It isn’t just the autograph book that has bitten the dust in recent years, but also the crowd of small boys hanging around the locked double door marked PLAYERS AND OFFICIALS ONLY an hour after the match….
The players are missing, too: men who didn’t need a minder at their side to talk to a twelve-year-old about the afternoon’s brawls and cannonballs. The kind of players whose personally signed message you’d want to treasure forever.
In the intervening years, football magazines and club shops have churned out sheets of pre-printed (quite literally auto-) autographs to help save the all-important stars time and hassle. It’s all a question of supply and demand, see? Autograph books have been replaced by handily pre-signed official postcards, and the gaggle of young fans outside the ground by eBay entrepreneurs.

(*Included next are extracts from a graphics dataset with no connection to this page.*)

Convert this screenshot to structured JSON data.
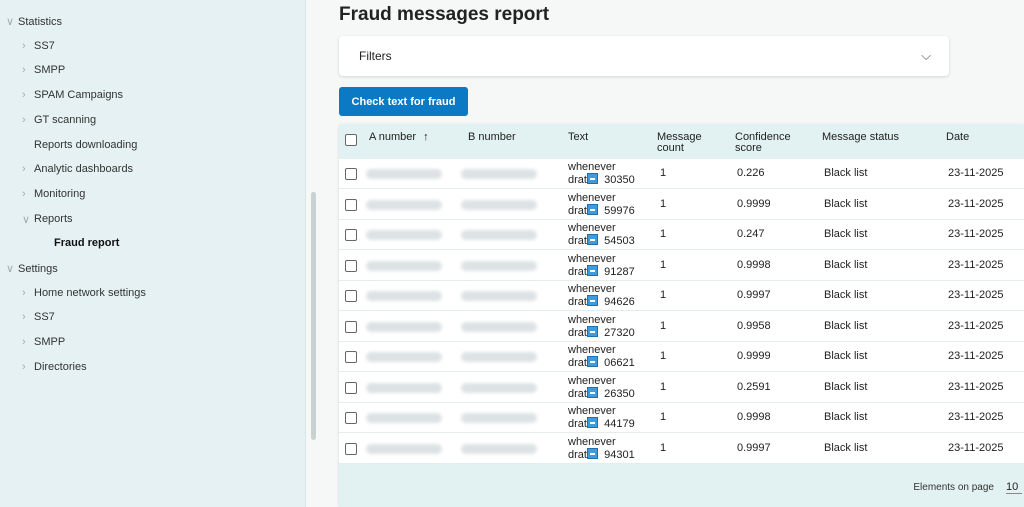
{
  "sidebar": {
    "items": [
      {
        "label": "Statistics",
        "chev": "∨",
        "level": 0
      },
      {
        "label": "SS7",
        "chev": "›",
        "level": 1
      },
      {
        "label": "SMPP",
        "chev": "›",
        "level": 1
      },
      {
        "label": "SPAM Campaigns",
        "chev": "›",
        "level": 1
      },
      {
        "label": "GT scanning",
        "chev": "›",
        "level": 1
      },
      {
        "label": "Reports downloading",
        "chev": "",
        "level": 1
      },
      {
        "label": "Analytic dashboards",
        "chev": "›",
        "level": 1
      },
      {
        "label": "Monitoring",
        "chev": "›",
        "level": 1
      },
      {
        "label": "Reports",
        "chev": "∨",
        "level": 1
      },
      {
        "label": "Fraud report",
        "chev": "",
        "level": 2,
        "active": true
      },
      {
        "label": "Settings",
        "chev": "∨",
        "level": 0
      },
      {
        "label": "Home network settings",
        "chev": "›",
        "level": 1
      },
      {
        "label": "SS7",
        "chev": "›",
        "level": 1
      },
      {
        "label": "SMPP",
        "chev": "›",
        "level": 1
      },
      {
        "label": "Directories",
        "chev": "›",
        "level": 1
      }
    ]
  },
  "page": {
    "title": "Fraud messages report",
    "filters_label": "Filters",
    "check_button": "Check text for fraud"
  },
  "table": {
    "headers": {
      "a": "A number",
      "sort_icon": "↑",
      "b": "B number",
      "text": "Text",
      "count": "Message count",
      "confidence": "Confidence score",
      "status": "Message status",
      "date": "Date"
    },
    "rows": [
      {
        "text1": "whenever",
        "text2": "drat",
        "code": "30350",
        "count": "1",
        "confidence": "0.226",
        "status": "Black list",
        "date": "23-11-2025"
      },
      {
        "text1": "whenever",
        "text2": "drat",
        "code": "59976",
        "count": "1",
        "confidence": "0.9999",
        "status": "Black list",
        "date": "23-11-2025"
      },
      {
        "text1": "whenever",
        "text2": "drat",
        "code": "54503",
        "count": "1",
        "confidence": "0.247",
        "status": "Black list",
        "date": "23-11-2025"
      },
      {
        "text1": "whenever",
        "text2": "drat",
        "code": "91287",
        "count": "1",
        "confidence": "0.9998",
        "status": "Black list",
        "date": "23-11-2025"
      },
      {
        "text1": "whenever",
        "text2": "drat",
        "code": "94626",
        "count": "1",
        "confidence": "0.9997",
        "status": "Black list",
        "date": "23-11-2025"
      },
      {
        "text1": "whenever",
        "text2": "drat",
        "code": "27320",
        "count": "1",
        "confidence": "0.9958",
        "status": "Black list",
        "date": "23-11-2025"
      },
      {
        "text1": "whenever",
        "text2": "drat",
        "code": "06621",
        "count": "1",
        "confidence": "0.9999",
        "status": "Black list",
        "date": "23-11-2025"
      },
      {
        "text1": "whenever",
        "text2": "drat",
        "code": "26350",
        "count": "1",
        "confidence": "0.2591",
        "status": "Black list",
        "date": "23-11-2025"
      },
      {
        "text1": "whenever",
        "text2": "drat",
        "code": "44179",
        "count": "1",
        "confidence": "0.9998",
        "status": "Black list",
        "date": "23-11-2025"
      },
      {
        "text1": "whenever",
        "text2": "drat",
        "code": "94301",
        "count": "1",
        "confidence": "0.9997",
        "status": "Black list",
        "date": "23-11-2025"
      }
    ]
  },
  "footer": {
    "elements_label": "Elements on page",
    "elements_value": "10"
  },
  "colors": {
    "accent": "#0b79c3",
    "sidebar_bg": "#e5f1f2",
    "header_bg": "#e2f1f1"
  }
}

“Hey Mister, will you sign this matchworn shirt/vintage electric guitar for me, and pose for an authentication shot?”
For a guaranteed unsigned copy of ‘Got, Not Got’ apply here.
Disappointed that the Southampton autograph sheet didn’t include the footballer with the most preposterous names in footy history who was playing for them at the time I think…
Mr Forbes Phillipson-Masters
I’ve got a card of him somewhere, I’ll stick it in Coolest Card Ever Quest soon!
Surely he went on to be a cricket tutor at a private school with that name?